Seen mostly from the myopic viewpoint of its wholesomely-presented leads, the movie slowly tries to articulate the teenage trials of its eldest daughter Lizzie. That said, any of her points about abandonment or neglect are quickly swept under its American quilt-ness of a script.
Peppered only with the sole dissonant voice of Octavia Spencer, whose from-the-street digs are relegated to laughter-only duties, nothing here is allowed to puncture the movie’s procession of a plot. Taking in such well-known vistas as rejection, misunderstanding and a tug-of-love ending, this is a movie at pains to avoid reality at all cost, lest it leaden its march to a feel-good ending.
Ultimately winding down as hatefully as it started, this is an inclusivity comedy which employs its own fierce door policy. ‘Concern’ is an entrance that can only ever swing in the favour of its Mom and Dad.
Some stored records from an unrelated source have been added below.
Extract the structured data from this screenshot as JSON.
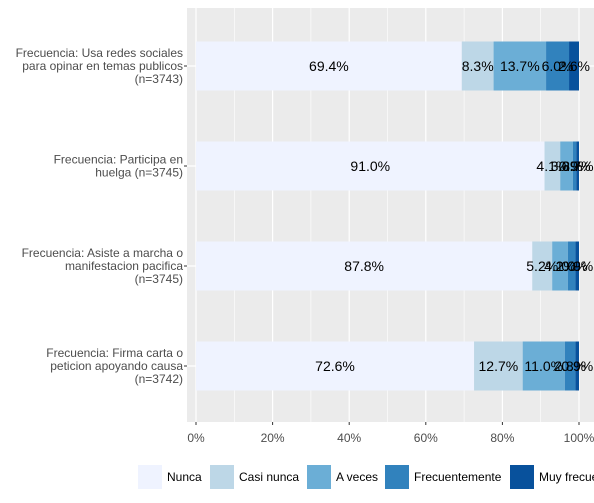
{
  "chart_data": {
    "type": "bar",
    "orientation": "horizontal",
    "stacked": true,
    "categories": [
      [
        "Frecuencia: Usa redes sociales",
        "para opinar en temas publicos",
        "(n=3743)"
      ],
      [
        "Frecuencia: Participa en",
        "huelga (n=3745)"
      ],
      [
        "Frecuencia: Asiste a marcha o",
        "manifestacion pacifica",
        "(n=3745)"
      ],
      [
        "Frecuencia: Firma carta o",
        "peticion apoyando causa",
        "(n=3742)"
      ]
    ],
    "series": [
      {
        "name": "Nunca",
        "color": "#eff3ff",
        "values": [
          69.4,
          91.0,
          87.8,
          72.6
        ],
        "labels": [
          "69.4%",
          "91.0%",
          "87.8%",
          "72.6%"
        ]
      },
      {
        "name": "Casi nunca",
        "color": "#bdd7e7",
        "values": [
          8.3,
          4.1,
          5.2,
          12.7
        ],
        "labels": [
          "8.3%",
          "4.1%",
          "5.2%",
          "12.7%"
        ]
      },
      {
        "name": "A veces",
        "color": "#6baed6",
        "values": [
          13.7,
          3.3,
          4.1,
          11.0
        ],
        "labels": [
          "13.7%",
          "3.3%",
          "4.1%",
          "11.0%"
        ]
      },
      {
        "name": "Frecuentemente",
        "color": "#3182bd",
        "values": [
          6.0,
          0.9,
          2.0,
          2.8
        ],
        "labels": [
          "6.0%",
          "0.9%",
          "2.0%",
          "2.8%"
        ]
      },
      {
        "name": "Muy frecuentemente",
        "color": "#08519c",
        "values": [
          2.6,
          0.7,
          0.9,
          0.9
        ],
        "labels": [
          "2.6%",
          "0.7%",
          "0.9%",
          "0.9%"
        ]
      }
    ],
    "xlim": [
      0,
      100
    ],
    "x_ticks": [
      "0%",
      "20%",
      "40%",
      "60%",
      "80%",
      "100%"
    ],
    "grid": true,
    "legend_position": "bottom",
    "background": "#ebebeb",
    "grid_color": "#ffffff"
  }
}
Any other observers are swiftly made to shiver outside the plot, only to be brought-in as quick-fire quips, should the moralising need warming up.
Preaching a feel-good mantra from its very opening second, ‘Instant Family’s’ sanctimony is one that scales new heights of shock and awe. Wearing its cultural ignorance as both a medal and a badge, this is one rites of passage movie that will need more than an exorcist to cleanse it.